Just last week, Señora Grigorian asked my class what we liked to do in our free time. Almost instantaneously, everyone’s hands shot up, except for mine of course. I just sat there and listened to each student tell of how they loved to do a wide variety of extremely unique and challenging things. Things like drawing, painting, playing a myriad of instruments, baking and running cool clubs.

My mind raced, searching for something to share. My first thought was that I play volleyball but I discarded that thought. I don’t play volleyball anymore, my season is over. So what do I do? It became glaringly obvious to me at that moment that I no longer had a hobby. Suddenly I felt empty. I desperately needed to find a hobby and binge watching the entire How I Met Your Mother series for the third time on Netflix would no longer suffice.

My search continued as the day went on. This question stuck in my head, I could not shake it. I had always identified myself as a volleyball player but that was no longer an option. My days on the court were over and it was time to turn the page. I began to think of all of the things my friends did outside of school, wondering if I could possibly follow suit. However, my options were limited because I cannot draw, I am musically challenged and I hate baking. I was back at square one.

So here I am, sitting at my computer, typing this up and it has finally occurred to me what I should do. It’s literally right in front of me. I should write. But not for other people, or for teachers or for colleges, I need to write because it’s the only medium in which I know how to collect my thoughts.

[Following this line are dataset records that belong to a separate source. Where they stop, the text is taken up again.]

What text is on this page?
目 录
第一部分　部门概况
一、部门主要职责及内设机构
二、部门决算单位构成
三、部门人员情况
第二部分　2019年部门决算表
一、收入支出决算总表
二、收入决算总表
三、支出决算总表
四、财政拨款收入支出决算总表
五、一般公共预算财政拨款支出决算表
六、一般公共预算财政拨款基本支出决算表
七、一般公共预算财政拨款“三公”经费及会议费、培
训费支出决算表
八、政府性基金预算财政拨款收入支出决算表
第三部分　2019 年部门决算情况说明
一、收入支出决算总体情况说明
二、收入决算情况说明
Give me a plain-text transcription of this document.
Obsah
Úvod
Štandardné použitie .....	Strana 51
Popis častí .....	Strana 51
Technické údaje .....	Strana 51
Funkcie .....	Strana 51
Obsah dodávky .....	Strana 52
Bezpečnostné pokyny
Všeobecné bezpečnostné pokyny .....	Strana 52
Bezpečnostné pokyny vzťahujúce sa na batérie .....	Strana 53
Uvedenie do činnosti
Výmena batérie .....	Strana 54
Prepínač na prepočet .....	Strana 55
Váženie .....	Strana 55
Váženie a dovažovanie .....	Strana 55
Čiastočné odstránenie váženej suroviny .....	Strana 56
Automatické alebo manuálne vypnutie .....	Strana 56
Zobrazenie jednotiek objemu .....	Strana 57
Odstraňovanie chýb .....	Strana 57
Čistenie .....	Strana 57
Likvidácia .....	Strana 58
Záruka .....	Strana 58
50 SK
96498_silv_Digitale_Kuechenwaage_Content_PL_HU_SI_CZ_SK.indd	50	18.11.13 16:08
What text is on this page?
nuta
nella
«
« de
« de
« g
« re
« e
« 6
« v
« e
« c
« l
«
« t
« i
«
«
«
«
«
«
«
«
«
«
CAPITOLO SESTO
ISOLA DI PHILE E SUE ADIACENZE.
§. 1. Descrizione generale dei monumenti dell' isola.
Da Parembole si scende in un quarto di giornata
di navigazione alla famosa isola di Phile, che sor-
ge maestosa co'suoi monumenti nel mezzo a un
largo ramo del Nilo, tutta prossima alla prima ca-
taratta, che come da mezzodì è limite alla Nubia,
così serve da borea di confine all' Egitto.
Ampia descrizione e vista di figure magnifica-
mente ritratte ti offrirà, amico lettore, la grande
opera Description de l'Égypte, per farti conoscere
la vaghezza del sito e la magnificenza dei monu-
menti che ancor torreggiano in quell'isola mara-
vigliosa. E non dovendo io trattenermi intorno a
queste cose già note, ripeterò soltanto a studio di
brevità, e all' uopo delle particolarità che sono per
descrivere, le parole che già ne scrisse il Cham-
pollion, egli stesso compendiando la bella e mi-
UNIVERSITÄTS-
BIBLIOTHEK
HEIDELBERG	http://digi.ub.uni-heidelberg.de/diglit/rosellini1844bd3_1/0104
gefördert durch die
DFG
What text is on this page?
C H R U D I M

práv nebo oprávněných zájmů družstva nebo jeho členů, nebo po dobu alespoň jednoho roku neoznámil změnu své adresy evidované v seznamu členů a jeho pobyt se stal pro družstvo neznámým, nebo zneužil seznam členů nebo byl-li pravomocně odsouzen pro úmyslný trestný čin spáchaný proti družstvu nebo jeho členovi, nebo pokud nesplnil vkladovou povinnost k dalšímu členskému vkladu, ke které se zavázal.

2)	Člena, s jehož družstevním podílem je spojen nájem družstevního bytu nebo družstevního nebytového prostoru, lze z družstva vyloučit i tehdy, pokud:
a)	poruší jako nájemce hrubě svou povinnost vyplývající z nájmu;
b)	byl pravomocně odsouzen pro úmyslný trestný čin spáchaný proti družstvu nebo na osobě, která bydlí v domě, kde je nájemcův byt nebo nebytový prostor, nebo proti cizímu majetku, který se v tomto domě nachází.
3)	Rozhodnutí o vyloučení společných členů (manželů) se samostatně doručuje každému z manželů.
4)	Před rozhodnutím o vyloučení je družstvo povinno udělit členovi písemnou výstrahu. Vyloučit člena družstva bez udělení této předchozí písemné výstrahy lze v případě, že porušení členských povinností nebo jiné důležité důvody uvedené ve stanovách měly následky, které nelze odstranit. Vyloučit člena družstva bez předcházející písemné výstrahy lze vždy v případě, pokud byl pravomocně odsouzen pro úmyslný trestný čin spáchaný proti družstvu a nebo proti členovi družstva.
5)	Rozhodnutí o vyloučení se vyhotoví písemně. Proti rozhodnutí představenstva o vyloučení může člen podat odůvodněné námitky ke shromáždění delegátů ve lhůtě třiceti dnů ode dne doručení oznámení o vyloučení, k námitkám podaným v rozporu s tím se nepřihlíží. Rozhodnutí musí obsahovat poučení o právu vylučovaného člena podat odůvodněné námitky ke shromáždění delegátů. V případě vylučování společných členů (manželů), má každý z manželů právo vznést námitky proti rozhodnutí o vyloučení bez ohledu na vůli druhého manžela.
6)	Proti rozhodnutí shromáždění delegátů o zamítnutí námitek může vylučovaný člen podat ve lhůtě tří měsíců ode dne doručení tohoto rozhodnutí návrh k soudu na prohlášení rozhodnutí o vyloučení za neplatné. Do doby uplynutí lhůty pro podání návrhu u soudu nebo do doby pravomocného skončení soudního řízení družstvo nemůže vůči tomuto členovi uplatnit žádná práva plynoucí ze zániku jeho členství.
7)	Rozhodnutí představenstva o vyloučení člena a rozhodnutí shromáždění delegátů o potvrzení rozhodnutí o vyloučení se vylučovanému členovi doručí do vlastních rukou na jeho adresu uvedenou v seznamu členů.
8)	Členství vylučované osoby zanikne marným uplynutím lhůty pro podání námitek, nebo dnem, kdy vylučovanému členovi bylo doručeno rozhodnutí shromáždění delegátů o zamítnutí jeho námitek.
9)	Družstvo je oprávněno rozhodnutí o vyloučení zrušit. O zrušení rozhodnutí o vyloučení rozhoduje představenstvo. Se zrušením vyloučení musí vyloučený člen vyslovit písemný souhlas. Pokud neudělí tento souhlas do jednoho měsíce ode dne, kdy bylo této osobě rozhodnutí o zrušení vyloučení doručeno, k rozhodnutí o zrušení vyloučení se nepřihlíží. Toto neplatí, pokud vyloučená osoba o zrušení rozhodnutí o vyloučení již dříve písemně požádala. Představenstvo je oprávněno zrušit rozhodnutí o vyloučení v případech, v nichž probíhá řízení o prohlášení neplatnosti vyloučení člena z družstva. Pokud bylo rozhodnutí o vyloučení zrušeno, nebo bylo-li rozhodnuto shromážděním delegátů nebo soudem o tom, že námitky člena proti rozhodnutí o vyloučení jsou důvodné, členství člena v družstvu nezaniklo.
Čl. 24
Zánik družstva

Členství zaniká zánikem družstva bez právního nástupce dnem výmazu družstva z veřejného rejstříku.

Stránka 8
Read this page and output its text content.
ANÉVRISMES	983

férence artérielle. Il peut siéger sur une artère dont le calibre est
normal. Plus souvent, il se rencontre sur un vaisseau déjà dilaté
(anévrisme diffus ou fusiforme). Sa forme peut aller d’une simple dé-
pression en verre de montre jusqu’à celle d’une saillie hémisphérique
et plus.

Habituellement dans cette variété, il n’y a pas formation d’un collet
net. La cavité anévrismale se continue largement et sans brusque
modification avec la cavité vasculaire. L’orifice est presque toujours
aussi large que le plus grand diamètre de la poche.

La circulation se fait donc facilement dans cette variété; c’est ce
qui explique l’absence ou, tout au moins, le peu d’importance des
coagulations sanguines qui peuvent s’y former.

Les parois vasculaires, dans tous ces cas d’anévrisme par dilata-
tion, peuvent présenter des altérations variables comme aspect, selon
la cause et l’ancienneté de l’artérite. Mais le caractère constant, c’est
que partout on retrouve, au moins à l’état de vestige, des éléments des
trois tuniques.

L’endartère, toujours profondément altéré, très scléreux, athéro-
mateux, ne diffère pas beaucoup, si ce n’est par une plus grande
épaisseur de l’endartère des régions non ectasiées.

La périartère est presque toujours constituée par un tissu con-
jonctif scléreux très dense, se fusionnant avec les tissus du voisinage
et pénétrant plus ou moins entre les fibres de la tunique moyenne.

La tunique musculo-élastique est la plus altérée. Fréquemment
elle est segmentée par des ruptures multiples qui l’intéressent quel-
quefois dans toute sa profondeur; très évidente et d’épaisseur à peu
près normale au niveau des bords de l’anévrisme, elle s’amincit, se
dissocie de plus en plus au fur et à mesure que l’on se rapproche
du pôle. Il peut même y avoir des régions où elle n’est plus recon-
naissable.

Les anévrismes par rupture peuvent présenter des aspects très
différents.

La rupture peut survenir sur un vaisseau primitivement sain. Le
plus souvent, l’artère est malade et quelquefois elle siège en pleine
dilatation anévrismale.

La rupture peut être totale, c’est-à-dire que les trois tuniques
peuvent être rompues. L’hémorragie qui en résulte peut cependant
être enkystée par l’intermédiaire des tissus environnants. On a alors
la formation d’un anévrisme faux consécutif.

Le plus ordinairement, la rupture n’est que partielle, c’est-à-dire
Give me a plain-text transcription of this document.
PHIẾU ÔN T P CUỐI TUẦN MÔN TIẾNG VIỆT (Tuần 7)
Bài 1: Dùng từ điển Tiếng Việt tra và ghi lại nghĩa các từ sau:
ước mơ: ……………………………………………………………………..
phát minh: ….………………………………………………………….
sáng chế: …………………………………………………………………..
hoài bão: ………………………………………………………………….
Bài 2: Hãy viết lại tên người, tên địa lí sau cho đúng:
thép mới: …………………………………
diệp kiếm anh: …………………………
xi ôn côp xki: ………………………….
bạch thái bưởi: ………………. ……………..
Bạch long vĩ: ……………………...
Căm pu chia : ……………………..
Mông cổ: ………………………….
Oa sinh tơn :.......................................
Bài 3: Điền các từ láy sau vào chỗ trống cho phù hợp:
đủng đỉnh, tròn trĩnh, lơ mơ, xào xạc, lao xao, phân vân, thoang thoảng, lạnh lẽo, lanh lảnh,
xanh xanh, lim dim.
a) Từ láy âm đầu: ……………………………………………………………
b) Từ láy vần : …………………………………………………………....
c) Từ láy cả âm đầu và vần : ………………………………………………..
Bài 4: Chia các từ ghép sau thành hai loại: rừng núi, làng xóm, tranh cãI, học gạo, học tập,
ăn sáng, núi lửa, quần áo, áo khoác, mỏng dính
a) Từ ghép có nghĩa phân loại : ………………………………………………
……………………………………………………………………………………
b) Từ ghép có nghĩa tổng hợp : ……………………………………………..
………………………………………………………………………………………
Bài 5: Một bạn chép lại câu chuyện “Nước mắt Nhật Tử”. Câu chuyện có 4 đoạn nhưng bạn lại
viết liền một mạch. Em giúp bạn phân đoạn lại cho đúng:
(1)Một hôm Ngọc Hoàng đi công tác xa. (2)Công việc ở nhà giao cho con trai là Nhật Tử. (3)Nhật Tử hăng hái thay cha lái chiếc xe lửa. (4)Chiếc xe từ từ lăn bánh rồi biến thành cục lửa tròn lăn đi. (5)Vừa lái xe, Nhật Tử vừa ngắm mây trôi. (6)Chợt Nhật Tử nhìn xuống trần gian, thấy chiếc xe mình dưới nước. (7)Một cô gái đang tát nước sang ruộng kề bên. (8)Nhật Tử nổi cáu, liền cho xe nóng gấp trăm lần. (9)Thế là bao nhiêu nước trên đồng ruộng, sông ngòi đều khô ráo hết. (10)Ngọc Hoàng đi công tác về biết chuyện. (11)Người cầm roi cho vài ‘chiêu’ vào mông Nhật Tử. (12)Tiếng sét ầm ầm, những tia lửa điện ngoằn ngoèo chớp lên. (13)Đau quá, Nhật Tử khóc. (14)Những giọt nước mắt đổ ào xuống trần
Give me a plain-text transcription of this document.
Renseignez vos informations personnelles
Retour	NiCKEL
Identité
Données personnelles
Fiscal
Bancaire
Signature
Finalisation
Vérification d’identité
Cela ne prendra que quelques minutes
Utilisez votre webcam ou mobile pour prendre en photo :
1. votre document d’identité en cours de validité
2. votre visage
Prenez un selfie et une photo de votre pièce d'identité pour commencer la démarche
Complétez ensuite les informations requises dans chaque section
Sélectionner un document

This is almost a letter to myself. It is a contract that from here on out I need to continue writing. I no longer have the excuse of being busy all of the time. I have nothing but time on my hands, so now I must use it. Wasting my days on Netflix and Tumblr are not accept able anymore. I am at a point in my life where I need to capitalize on the time that I am not stressed out about doing my homework and studying for tests at the last minute and actually productively work on something meaningful.

I figured this would be a good place to start.